Photo credit: Department of Energy
The Biden administration will invest $3.46 billion in the US electricity grid across 58 projects, the Department of Energy said Wednesday. They will be focused on resilience and reliability in cases of extreme weather and other strains.
The funding, which represents the federal government’s largest ever investment in the grid, is aimed at alleviating a bottleneck in the administration’s goal of 100% clean electricity by 2035: not enough transmission capacity.
Projects in 44 states will ultimately help add 35 gigawatts of renewable energy to the grid, DOE said, as well as hundreds of microgrids. The funding is part of a broader $10.5 billion Grid Resilience and Innovation Partnerships Program created by the infrastructure law passed in 2021.
Projects selected for award negotiations include both state and intra-state efforts:
In March, DOE released a draft report suggesting that today’s transmission system will need to grow by 57% to meet expected electricity needs by 2035. According to a report released this week by the International Energy Agency, the country has made just a 3% expansion in transmission capacity in the last decade.
But of course, it’s not just a national problem.

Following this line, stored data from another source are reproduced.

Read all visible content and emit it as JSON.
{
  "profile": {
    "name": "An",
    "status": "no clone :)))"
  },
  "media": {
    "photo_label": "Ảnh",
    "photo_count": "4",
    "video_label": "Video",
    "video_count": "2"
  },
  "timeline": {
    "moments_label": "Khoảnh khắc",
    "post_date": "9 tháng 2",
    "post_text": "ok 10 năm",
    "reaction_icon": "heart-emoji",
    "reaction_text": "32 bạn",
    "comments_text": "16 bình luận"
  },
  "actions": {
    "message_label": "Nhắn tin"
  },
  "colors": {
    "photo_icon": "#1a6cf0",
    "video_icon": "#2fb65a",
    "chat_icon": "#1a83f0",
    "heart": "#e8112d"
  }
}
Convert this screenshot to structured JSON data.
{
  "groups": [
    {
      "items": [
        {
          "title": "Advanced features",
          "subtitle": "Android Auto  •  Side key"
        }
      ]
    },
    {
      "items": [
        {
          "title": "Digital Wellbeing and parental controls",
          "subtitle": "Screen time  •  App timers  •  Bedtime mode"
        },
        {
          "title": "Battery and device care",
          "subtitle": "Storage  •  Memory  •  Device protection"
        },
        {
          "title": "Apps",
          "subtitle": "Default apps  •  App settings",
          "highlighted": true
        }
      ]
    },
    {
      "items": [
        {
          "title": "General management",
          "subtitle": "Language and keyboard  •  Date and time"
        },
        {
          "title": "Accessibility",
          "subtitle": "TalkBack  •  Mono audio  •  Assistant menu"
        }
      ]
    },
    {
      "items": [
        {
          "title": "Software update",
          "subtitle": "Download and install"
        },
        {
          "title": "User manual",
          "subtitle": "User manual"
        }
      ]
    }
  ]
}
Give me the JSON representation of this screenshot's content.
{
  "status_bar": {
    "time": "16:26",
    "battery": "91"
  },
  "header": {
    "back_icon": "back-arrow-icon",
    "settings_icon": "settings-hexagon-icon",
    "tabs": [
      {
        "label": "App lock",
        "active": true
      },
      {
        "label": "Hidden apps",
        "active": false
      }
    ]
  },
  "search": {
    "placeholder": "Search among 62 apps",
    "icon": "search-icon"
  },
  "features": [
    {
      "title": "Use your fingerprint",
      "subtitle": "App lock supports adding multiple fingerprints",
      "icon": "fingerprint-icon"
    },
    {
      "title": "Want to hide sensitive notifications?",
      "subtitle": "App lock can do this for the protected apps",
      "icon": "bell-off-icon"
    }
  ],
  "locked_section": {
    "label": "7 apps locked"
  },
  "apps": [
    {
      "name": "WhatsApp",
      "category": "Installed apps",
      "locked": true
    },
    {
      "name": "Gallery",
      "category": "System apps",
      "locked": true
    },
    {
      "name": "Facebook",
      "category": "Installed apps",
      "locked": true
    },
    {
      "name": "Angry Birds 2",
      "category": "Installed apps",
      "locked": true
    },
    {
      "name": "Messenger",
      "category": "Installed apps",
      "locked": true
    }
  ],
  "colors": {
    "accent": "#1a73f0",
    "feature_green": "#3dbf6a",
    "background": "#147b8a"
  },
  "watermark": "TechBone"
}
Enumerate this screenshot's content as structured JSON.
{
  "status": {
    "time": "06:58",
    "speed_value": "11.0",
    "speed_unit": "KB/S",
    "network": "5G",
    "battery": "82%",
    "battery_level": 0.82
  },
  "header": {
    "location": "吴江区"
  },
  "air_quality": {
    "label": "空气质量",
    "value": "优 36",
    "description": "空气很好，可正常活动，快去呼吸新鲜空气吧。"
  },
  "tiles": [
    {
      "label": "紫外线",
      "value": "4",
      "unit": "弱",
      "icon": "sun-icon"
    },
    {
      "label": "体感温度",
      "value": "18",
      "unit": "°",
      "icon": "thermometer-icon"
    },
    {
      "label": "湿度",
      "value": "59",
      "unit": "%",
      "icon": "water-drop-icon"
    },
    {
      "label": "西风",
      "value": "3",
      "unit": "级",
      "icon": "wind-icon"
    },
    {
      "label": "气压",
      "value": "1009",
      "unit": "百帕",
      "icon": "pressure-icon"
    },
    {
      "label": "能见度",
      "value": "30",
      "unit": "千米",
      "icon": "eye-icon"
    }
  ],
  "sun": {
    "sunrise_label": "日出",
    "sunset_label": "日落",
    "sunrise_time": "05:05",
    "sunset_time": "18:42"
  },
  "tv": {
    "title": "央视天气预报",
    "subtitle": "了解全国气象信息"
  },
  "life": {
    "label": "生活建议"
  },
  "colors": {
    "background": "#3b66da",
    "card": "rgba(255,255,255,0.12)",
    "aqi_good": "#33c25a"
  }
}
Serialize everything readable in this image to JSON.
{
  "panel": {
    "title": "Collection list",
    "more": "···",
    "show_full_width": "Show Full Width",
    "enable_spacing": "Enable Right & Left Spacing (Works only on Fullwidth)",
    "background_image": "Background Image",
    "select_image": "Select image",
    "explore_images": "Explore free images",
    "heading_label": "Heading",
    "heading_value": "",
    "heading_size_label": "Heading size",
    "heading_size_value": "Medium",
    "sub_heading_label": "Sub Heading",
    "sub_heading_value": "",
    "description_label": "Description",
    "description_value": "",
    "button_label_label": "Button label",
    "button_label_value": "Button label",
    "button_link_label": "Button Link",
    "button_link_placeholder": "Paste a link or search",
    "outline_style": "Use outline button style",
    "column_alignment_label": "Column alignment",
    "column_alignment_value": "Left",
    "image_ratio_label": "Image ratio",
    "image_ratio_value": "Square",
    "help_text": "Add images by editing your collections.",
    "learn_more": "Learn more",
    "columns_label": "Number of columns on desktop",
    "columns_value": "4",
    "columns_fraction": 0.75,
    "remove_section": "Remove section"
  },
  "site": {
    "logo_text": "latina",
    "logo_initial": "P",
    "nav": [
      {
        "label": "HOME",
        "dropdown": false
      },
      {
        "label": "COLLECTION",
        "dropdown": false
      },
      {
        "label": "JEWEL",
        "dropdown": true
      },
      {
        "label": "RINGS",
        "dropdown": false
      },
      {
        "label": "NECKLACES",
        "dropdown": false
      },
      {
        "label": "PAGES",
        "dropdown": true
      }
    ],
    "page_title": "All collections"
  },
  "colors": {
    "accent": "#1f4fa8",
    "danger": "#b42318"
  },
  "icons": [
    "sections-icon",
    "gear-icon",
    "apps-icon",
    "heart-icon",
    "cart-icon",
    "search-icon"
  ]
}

Electricity grids worldwide are at risk of being the “weak link” of the energy transition, the IEA report concluded. Meeting national climate goals will require doubling the size of the current global grid by 2040, the report said, by replacing or adding 80 million kilometers of lines.
“New technologies and practices, such as increased battery storage and the development of microgrids, can act as alternatives to traditional infrastructure buildout in some cases,” IEA said. “But we need new poles and wires too.”
According to the report, the biggest barriers to grid development in the United States are related to “public acceptance of new projects and the need for regulatory reform.” (And that’s also the case in Europe, Chile, and Japan.)
“Policy makers can speed up progress on grids by enhancing planning, ensuring regulatory risk assessments allow for anticipatory investments and streamlining administrative processes,” the report said.